For CAD to become as natural as a viewing station in a reading room, companies will need to develop software that makes information management easier for the radiologist, he said. One workflow-related upgrade is an algorithm that adapts pattern recognition and the analysis of suspicious imaging findings to patient-specific information, such as a history of cancer or pulmonary embolism, exposure to environmental hazards, and demographics or lifestyle factors that increase the risk for disease. This should increase the likelihood of identifying potential regions of interest. Physician-directed CAD customizes disease detection algorithms to flag imaging findings that individual radiologists historically have had difficulty interpreting.

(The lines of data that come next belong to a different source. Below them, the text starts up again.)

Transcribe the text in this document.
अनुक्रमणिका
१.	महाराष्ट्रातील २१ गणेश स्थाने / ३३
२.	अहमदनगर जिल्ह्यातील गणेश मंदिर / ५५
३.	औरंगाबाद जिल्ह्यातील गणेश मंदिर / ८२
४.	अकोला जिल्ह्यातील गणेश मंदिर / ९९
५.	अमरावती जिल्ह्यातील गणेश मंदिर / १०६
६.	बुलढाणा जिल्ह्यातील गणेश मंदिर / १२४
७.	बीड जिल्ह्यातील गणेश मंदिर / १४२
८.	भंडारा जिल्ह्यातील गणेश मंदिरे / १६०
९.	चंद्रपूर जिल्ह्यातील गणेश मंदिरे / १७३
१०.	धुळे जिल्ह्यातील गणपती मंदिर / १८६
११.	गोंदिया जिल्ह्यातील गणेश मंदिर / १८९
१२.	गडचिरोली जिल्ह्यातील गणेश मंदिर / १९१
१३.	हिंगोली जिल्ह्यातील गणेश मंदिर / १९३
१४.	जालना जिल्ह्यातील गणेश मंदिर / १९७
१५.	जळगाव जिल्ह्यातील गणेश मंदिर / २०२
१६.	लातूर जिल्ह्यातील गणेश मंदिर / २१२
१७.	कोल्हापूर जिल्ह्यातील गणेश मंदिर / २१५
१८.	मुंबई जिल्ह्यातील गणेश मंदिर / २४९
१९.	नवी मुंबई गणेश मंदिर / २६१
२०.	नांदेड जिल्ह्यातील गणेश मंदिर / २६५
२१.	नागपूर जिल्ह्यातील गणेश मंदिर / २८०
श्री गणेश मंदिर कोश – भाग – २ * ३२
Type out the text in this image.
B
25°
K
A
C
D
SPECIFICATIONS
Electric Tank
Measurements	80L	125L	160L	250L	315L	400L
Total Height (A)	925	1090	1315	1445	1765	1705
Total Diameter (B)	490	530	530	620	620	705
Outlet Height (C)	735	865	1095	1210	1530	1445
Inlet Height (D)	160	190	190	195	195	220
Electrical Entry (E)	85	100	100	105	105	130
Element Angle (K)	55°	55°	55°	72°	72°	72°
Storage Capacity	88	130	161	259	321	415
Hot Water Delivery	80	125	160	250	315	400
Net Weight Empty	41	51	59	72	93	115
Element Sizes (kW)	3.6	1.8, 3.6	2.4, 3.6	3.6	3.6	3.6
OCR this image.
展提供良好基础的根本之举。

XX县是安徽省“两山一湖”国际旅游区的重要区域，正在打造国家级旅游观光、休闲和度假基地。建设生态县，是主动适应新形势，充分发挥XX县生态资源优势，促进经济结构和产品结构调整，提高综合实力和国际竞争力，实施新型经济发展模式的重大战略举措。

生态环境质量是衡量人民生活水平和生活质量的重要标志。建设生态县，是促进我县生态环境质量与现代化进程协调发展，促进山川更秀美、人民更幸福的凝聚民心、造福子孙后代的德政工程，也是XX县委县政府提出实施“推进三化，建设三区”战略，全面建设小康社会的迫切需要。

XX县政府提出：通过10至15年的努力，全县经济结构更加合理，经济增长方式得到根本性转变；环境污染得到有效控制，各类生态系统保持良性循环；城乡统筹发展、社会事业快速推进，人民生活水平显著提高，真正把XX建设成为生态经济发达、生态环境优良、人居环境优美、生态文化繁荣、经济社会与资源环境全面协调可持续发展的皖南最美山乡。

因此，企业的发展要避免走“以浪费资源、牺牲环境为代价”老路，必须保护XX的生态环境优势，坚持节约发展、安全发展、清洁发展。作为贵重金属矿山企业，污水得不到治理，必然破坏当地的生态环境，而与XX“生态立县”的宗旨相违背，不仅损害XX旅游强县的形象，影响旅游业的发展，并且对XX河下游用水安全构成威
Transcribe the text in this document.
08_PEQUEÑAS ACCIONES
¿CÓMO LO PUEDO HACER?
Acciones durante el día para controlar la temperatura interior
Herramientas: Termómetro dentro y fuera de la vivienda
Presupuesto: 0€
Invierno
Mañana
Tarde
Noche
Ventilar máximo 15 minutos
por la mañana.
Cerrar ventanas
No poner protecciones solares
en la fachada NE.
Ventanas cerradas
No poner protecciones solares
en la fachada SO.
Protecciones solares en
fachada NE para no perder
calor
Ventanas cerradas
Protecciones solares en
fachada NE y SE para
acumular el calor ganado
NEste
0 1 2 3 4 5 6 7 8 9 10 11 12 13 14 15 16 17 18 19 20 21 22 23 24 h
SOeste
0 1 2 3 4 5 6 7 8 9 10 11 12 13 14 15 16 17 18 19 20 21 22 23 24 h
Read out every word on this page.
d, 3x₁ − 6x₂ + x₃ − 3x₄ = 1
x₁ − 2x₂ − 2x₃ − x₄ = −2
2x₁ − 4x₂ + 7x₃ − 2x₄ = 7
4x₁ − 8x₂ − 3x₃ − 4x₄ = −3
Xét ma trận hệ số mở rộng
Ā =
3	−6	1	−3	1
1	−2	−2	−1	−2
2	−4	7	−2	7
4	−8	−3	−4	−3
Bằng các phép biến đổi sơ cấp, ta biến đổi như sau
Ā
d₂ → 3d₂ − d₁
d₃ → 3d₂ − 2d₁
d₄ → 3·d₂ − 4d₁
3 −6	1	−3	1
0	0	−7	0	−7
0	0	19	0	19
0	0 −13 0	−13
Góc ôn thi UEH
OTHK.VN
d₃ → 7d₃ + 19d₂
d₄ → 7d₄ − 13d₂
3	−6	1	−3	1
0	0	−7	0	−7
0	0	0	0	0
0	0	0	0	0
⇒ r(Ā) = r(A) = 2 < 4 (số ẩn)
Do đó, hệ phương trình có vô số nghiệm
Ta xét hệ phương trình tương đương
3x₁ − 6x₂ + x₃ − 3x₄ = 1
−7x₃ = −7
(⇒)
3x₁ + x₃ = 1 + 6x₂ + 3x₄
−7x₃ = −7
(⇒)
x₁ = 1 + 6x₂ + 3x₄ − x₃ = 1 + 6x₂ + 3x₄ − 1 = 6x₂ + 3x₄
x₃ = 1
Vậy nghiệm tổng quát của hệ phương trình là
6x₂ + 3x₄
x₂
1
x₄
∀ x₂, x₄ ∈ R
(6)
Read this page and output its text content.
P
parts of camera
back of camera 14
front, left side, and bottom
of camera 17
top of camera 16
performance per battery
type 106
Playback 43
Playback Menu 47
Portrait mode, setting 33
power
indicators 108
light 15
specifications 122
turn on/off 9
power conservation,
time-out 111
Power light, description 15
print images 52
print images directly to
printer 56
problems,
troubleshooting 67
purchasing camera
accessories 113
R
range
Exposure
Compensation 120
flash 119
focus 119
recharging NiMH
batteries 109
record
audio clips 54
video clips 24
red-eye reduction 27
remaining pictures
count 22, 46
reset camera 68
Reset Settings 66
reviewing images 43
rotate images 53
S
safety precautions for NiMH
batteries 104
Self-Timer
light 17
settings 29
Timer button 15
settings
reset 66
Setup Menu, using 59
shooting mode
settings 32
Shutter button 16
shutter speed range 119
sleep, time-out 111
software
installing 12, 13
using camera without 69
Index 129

"Up until now, imaging technology has only been as good as the eyes and brain of the radiologist," Klein said. "CAD can help by zeroing in on the most suspicious areas and directing the radiologist's attention to areas that are most in need of further analysis."

To be successful, however, CAD has to improve the efficiency of the interpretive process, according to Klein.

"No one wants something that slows them down," he said. "CAD has to be fast and clinically relevant, so physicians will want to use it."